While language can tell us a lot about humans, an LLM isn’t designed to predict human behavior. They’re chatbots, designed to produce words and sentences in a human-like manner. Oftentimes, they even fail at doing that.
“For epidemic modeling, in general, we’re looking for things beyond just use of language,” Dowdy explained. He explained that such models are tasked with taking “data on the time and place where people are getting infected with various diseases and then predict where the next disease hotspot is going to happen.
“The amount of data we have on the time and place where people are getting infected with a given disease is orders and orders of magnitude less than the amount of data we have on written language,” he added.
On top of that, there are also the issues that have plagued LLMs like ChatGPT since their inception: bias, racism, sexism, and overall problematic behavior. These issues arise because, as we mentioned, these bots have been trained on text produced by biased humans.
While OpenAI might have attempted to rein in the worst behaviors of its popular chatbot, ChatGPT is not immune to this problematic behavior.
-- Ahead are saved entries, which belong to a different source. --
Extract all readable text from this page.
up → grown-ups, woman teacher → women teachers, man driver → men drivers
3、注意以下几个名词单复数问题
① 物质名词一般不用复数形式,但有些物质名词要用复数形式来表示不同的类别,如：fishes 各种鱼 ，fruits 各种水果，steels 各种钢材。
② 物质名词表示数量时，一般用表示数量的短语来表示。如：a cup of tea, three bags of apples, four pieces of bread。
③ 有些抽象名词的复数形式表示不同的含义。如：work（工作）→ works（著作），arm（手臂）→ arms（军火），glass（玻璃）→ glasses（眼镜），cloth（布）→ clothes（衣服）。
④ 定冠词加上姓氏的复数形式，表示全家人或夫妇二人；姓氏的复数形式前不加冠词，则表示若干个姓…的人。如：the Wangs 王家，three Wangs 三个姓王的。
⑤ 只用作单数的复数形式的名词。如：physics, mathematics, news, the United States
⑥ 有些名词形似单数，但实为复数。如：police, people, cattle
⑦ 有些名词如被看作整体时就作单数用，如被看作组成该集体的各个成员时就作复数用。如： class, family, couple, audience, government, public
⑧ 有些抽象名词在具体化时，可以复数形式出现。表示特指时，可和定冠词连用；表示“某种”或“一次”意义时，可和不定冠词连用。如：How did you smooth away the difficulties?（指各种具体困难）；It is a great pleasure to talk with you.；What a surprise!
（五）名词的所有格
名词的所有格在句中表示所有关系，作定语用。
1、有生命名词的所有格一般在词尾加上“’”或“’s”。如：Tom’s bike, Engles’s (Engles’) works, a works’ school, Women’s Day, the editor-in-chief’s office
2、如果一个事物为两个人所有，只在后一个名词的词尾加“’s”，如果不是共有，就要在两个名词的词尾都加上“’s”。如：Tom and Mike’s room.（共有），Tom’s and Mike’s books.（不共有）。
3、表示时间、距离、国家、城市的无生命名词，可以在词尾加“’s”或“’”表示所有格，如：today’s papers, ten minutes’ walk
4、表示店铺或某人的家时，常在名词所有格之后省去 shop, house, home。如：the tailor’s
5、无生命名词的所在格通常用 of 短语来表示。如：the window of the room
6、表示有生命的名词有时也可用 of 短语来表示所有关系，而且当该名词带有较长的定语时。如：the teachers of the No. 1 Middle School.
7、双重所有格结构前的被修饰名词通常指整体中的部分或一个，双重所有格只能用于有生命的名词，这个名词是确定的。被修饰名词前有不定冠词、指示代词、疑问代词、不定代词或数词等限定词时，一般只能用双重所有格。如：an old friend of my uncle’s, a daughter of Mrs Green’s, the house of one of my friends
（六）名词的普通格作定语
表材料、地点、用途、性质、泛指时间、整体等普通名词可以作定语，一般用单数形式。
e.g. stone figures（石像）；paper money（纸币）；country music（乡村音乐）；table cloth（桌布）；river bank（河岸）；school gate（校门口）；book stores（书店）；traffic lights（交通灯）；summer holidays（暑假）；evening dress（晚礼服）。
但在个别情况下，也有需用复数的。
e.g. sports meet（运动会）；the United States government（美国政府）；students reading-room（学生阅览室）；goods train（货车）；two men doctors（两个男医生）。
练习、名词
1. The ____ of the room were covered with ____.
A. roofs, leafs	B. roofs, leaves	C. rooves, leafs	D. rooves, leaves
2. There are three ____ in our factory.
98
Another preprint study released in April found that users could get ChatGPT to espouse hate speech by prompting it to act like a “bad person.” Other LLMs have not fared better, with one bot from Meta claiming erroneously that Stanford University researchers created a functioning “gaydar” to find homosexual people on Facebook.
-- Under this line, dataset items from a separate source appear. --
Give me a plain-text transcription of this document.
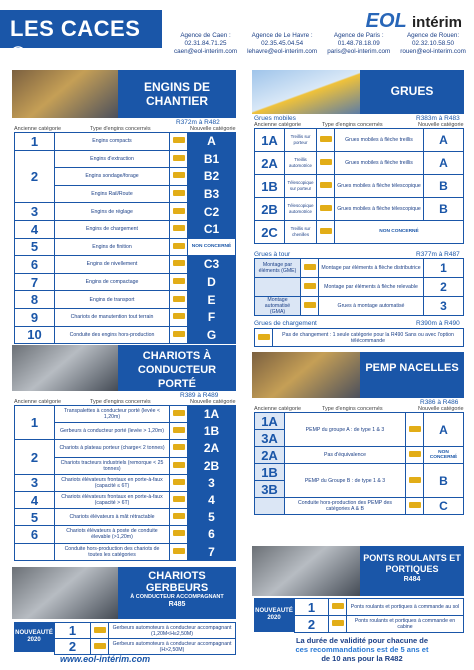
LES CACES ®
Agence de Caen :
02.31.84.71.25
caen@eol-interim.com
Agence de Le Havre :
02.35.45.04.54
lehavre@eol-interim.com
Agence de Paris :
01.48.78.18.09
paris@eol-interim.com
Agence de Rouen:
02.32.10.58.50
rouen@eol-interim.com
EOL intérim
ENGINS DE CHANTIER
R372m à R482
Ancienne catégorie	Type d'engins concernés	Nouvelle catégorie
1	Engins compacts		A
2	Engins d'extraction		B1
	Engins sondage/forage		B2
	Engins Rail/Route		B3
3	Engins de réglage		C2
4	Engins de chargement		C1
5	Engins de finition		NON CONCERNÉ
6	Engins de nivellement		C3
7	Engins de compactage		D
8	Engins de transport		E
9	Chariots de manutention tout terrain		F
10	Conduite des engins hors-production		G
CHARIOTS À CONDUCTEUR PORTÉ
R389 à R489
Ancienne catégorie	Type d'engins concernés	Nouvelle catégorie
1	Transpalettes à conducteur porté (levée < 1,20m)		1A
	Gerbeurs à conducteur porté (levée > 1,20m)		1B
2	Chariots à plateau porteur (charge< 2 tonnes)		2A
	Chariots tracteurs industriels (remorque < 25 tonnes)		2B
3	Chariots élévateurs frontaux en porte-à-faux (capacité ≤ 6T)		3
4	Chariots élévateurs frontaux en porte-à-faux (capacité > 6T)		4
5	Chariots élévateurs à mât rétractable		5
6	Chariots élévateurs à poste de conduite élevable (>1,20m)		6
	Conduite hors-production des chariots de toutes les catégories		7
CHARIOTS GERBEURS
À CONDUCTEUR ACCOMPAGNANT
R485
NOUVEAUTÉ 2020
1		Gerbeurs automoteurs à conducteur accompagnant (1,20M<H≤2,50M)
2		Gerbeurs automoteurs à conducteur accompagnant (H>2,50M)
www.eol-intérim.com
GRUES
Grues mobiles	R383m à R483
Ancienne catégorie	Type d'engins concernés	Nouvelle catégorie
1A	Treillis sur porteur		Grues mobiles à flèche treillis	A
2A	Treillis automotrice		Grues mobiles à flèche treillis	A
1B	Télescopique sur porteur		Grues mobiles à flèche télescopique	B
2B	Télescopique automotrice		Grues mobiles à flèche télescopique	B
2C	Treillis sur chenilles		NON CONCERNÉ	
Grues à tour	R377m à R487
Montage par éléments (GME)		Montage par éléments à flèche distributrice	1
		Montage par éléments à flèche relevable	2
Montage automatisé (GMA)		Grues à montage automatisé	3
Grues de chargement	R390m à R490
	Pas de changement : 1 seule catégorie pour la R490 Sans ou avec l'option télécommande
PEMP NACELLES
R386 à R486
Ancienne catégorie	Type d'engins concernés	Nouvelle catégorie
1A	PEMP du groupe A : de type 1 & 3		A
3A			
2A	Pas d'équivalence		NON CONCERNÉ
1B	PEMP du Groupe B : de type 1 & 3		B
3B			
	Conduite hors-production des PEMP des catégories A & B		C
PONTS ROULANTS ET PORTIQUES
R484
NOUVEAUTÉ 2020
1		Ponts roulants et portiques à commande au sol
2		Ponts roulants et portiques à commande en cabine
La durée de validité pour chacune de
ces recommandations est de 5 ans et
de 10 ans pour la R482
To their credit, Williams is open about the fact that the team was intentionally vague on the details of the generative agents. They had no clear race, gender, or socioeconomic status. They did the same for the virus, which they gave a fictional name with no clear disease type. “We didn't want to go into too much detail of what composed their persona in fear of biasing the agents,” Williams said.
Dowdy acknowledged that our behavior is—in some ways—determined by our language. Also, the language we use might actually be a solid indicator of where a disease is and where it might spread to. However, an LLM like ChatGPT likely might not be the best tool for modeling an epidemic.
“I think we ascribe a lot to models like ChatGPT because we’re impressed with how well they talk,” he said. “But just because they speak well doesn’t mean they can do other things well. We have to realize what these things are used for. Don’t over-humanize ChatGPT just because it can talk like a human.”
For now, the Virginia Tech team plans to “let the model rest” while focusing on researching generative agent-based modeling for other applications, according to Williams. If there’s anything we’ve learned from the past several years of the pandemic, though, it’s that the more tools that we have at our disposal the better.
However, with the infusion of largely experimental technology like ChatGPT, it might be worthwhile to pause and ask ourselves whether or not this is the right tool for the job—or we might find ourselves in a situation where the cure is worse than the disease.